Even with such a study, it would be difficult to "prove" anything either way. What would the study be measuring? How would you determine whether any vaccine-related problems/risks the study may bring to light outweigh the "benefits" of vaccination over the last several decades? We can't now accurately measure how much vaccination can actually be attributed historically to disease decline, although the popular view is that they have been essential in this role. If the study showed that vaccines are in fact detrimental to some fraction (or all) of the population, pro-vaxers would marginalize these results in favor of the greater good that vaccines have supposedly done.
Also, vaccination/disease risk in the US isn't the same as vaccination/disease risk in South Africa, for instance. Assuming a satisfactory study could be done in the US with clear results showing the problems/risks of vaccination for American children, where does that leave the rest of the world? It would open up ethical questions and issues in all sorts of areas, from WHO recommendations to charitable and government agencies who provide free or low-cost vaccinations to the poorest children in Africa. Would they continue? How would we quantify the risks to those children from vaccination in light of the risks they face from contaminated water, insufficient food, endemic disease, etc?

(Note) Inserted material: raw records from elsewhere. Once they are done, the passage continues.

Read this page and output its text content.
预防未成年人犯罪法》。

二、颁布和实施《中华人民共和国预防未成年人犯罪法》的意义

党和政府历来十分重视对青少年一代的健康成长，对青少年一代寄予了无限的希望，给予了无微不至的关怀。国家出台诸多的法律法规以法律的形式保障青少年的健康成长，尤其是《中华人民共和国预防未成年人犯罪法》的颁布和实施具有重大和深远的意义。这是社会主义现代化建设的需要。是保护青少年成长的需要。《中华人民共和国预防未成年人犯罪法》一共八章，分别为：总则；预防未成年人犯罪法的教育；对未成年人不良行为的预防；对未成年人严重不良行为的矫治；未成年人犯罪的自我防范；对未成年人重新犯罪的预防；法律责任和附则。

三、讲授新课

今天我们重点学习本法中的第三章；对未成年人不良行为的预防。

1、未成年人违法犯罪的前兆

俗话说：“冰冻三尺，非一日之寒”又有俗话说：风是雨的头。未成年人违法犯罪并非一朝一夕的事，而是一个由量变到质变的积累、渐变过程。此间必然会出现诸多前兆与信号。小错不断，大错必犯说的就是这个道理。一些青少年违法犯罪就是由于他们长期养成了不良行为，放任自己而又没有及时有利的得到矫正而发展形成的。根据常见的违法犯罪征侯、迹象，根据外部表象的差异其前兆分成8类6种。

Then of course I also believe that there is a certain element of pride among doctors, medical organizations, the CDC, WHO, etc that prevents them from even seeking any further for answers. What if they have been wrong all these years? Their credibility would crumble. And while I am certainly no proponent of most of these groups in general, I do believe there are very good things that some of them do, in some areas. If the emperor has no clothes in this instance, what impact would it have on the health and well-being of certain people in other arenas (for example, maternal and infant health, breastfeeding, etc)?
I agree that such a study would be interesting. There are just so many other questions and disincentives for either camp to go there.